Amazon and Homeowners Insurance: Can it Work?

amazon-and-homeowners-insurance

It started with books. Then it added simple convenience offerings, shipping discounts and the like. Ten years after its founding, the company took a gamble on cloud computing, staking an early claim that escalated to Internet infrastructure dominance. Within a few years, it was selling eBooks, music, video and more – and its market capitalization was bigger than Walmart.

We’re talking about Amazon, of course. The Internet giant that climbed to behemoth proportions in just 25 years. It’s not done, either. Rumor has it that Amazon is setting its sights on insurance next.

Alexa: insure my home, please

“At the end of 2016, more than half of all homes in the United States were smart, a total of 21.8 million households according to a report by Berg Insights,” CNBC reported. As a “front-runner in the smart home space,” Amazon has a growing line of smart home devices – and having broken into the realm of home and hearth, why stop there?

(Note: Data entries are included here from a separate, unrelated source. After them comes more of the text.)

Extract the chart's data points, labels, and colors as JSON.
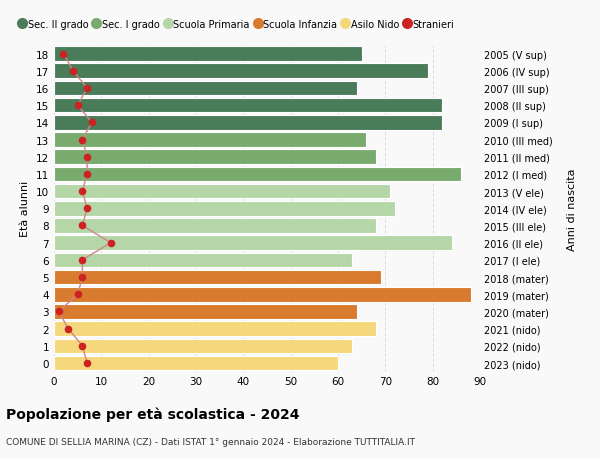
{
  "ages": [
    18,
    17,
    16,
    15,
    14,
    13,
    12,
    11,
    10,
    9,
    8,
    7,
    6,
    5,
    4,
    3,
    2,
    1,
    0
  ],
  "anni_nascita": [
    "2005 (V sup)",
    "2006 (IV sup)",
    "2007 (III sup)",
    "2008 (II sup)",
    "2009 (I sup)",
    "2010 (III med)",
    "2011 (II med)",
    "2012 (I med)",
    "2013 (V ele)",
    "2014 (IV ele)",
    "2015 (III ele)",
    "2016 (II ele)",
    "2017 (I ele)",
    "2018 (mater)",
    "2019 (mater)",
    "2020 (mater)",
    "2021 (nido)",
    "2022 (nido)",
    "2023 (nido)"
  ],
  "bar_values": [
    65,
    79,
    64,
    82,
    82,
    66,
    68,
    86,
    71,
    72,
    68,
    84,
    63,
    69,
    88,
    64,
    68,
    63,
    60
  ],
  "stranieri_values": [
    2,
    4,
    7,
    5,
    8,
    6,
    7,
    7,
    6,
    7,
    6,
    12,
    6,
    6,
    5,
    1,
    3,
    6,
    7
  ],
  "bar_colors": [
    "#4a7c59",
    "#4a7c59",
    "#4a7c59",
    "#4a7c59",
    "#4a7c59",
    "#7aab6e",
    "#7aab6e",
    "#7aab6e",
    "#b5d6a7",
    "#b5d6a7",
    "#b5d6a7",
    "#b5d6a7",
    "#b5d6a7",
    "#d97b2e",
    "#d97b2e",
    "#d97b2e",
    "#f5d87c",
    "#f5d87c",
    "#f5d87c"
  ],
  "legend_labels": [
    "Sec. II grado",
    "Sec. I grado",
    "Scuola Primaria",
    "Scuola Infanzia",
    "Asilo Nido",
    "Stranieri"
  ],
  "legend_colors": [
    "#4a7c59",
    "#7aab6e",
    "#b5d6a7",
    "#d97b2e",
    "#f5d87c",
    "#cc2222"
  ],
  "stranieri_color": "#cc2222",
  "stranieri_line_color": "#cc8888",
  "title": "Popolazione per età scolastica - 2024",
  "subtitle": "COMUNE DI SELLIA MARINA (CZ) - Dati ISTAT 1° gennaio 2024 - Elaborazione TUTTITALIA.IT",
  "ylabel_left": "Età alunni",
  "ylabel_right": "Anni di nascita",
  "bar_height": 0.85,
  "xlim": [
    0,
    90
  ],
  "xticks": [
    0,
    10,
    20,
    30,
    40,
    50,
    60,
    70,
    80,
    90
  ],
  "background_color": "#f9f9f9",
  "grid_color": "#dddddd"
}
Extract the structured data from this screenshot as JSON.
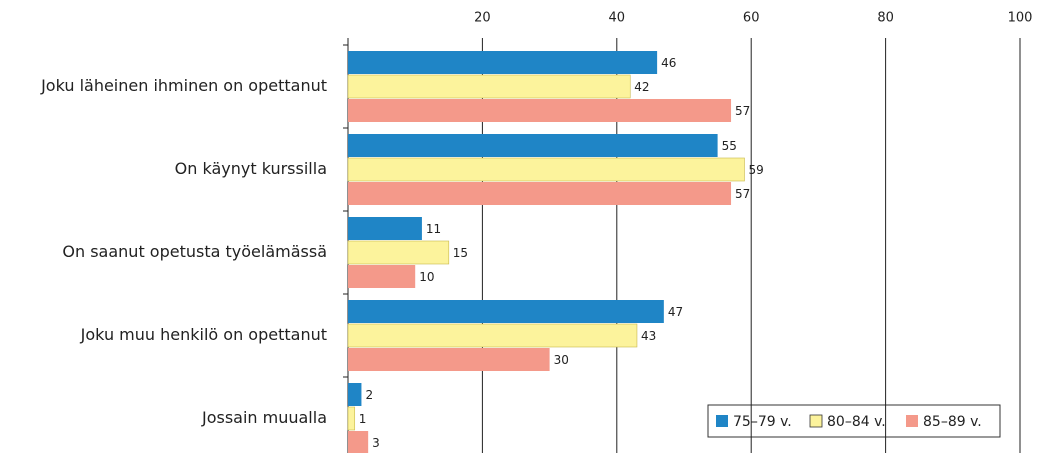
{
  "chart_data": {
    "type": "bar",
    "orientation": "horizontal",
    "categories": [
      "Joku läheinen ihminen on opettanut",
      "On käynyt kurssilla",
      "On saanut opetusta työelämässä",
      "Joku muu henkilö on opettanut",
      "Jossain muualla"
    ],
    "series": [
      {
        "name": "75–79 v.",
        "color": "#1f85c6",
        "values": [
          46,
          55,
          11,
          47,
          2
        ]
      },
      {
        "name": "80–84 v.",
        "color": "#fcf39c",
        "values": [
          42,
          59,
          15,
          43,
          1
        ]
      },
      {
        "name": "85–89 v.",
        "color": "#f4998a",
        "values": [
          57,
          57,
          10,
          30,
          3
        ]
      }
    ],
    "xlim": [
      0,
      100
    ],
    "xticks": [
      20,
      40,
      60,
      80,
      100
    ],
    "grid": true,
    "legend": "lower right"
  }
}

In other words, as long as Alexa is answering your questions, managing your calendar, reading to you, putting your calls through, adjusting the lights and thermostat, unlocking the door and buying household items from Amazon Prime, why shouldn’t she be providing your home insurance too?

Easier said than done

Lynne McChristian of the Insurance Information Institute offered one answer. “Insurance is not something you put in a box and ship,” she said. “It’s one of the most regulated industries in the U.S.”

Regulatory complication is just one barrier; another is financial backing. “You have to have the money up front to pay the anticipated claims,” McChristian said.

Amazon is big, but its model isn’t (yet) conditioned to hurdle those roadblocks.

What’s the benefit again?

Another, deeper question follows: does the offering make sense?

As a tech giant, Amazon specializes in disruption. To disrupt an industry, you have to invent something that changes the rules of the game, forcing every other player to adapt or die. If Amazon found a way to undercut insurers with a dramatically lower price point – say by using its smart home devices to detect potential exposures and reduce claims – it could do so. But that’s a big if.

“It seems to me that the home security discount you’d get from having an Amazon home monitoring device would not be any different from what you’d get from any other home insurance company for having a security system in place,” said Michelle Megna of Insurance.com according to CNBC.

That’s not to say that Amazon couldn’t enter the home insurance market (provided it were able to hurdle barriers number one and two, above). But to stage an industry takeover, such as it did on the brick-and-mortar bookstore in the nineties, seems out of reach.

(Remember when Google tried selling auto insurance?)

Homeowners insurers: It seems like there’s nothing to fear from this corner as of yet. But industry change is everywhere, and it’s smart to keep an eye on what’s coming down the pike.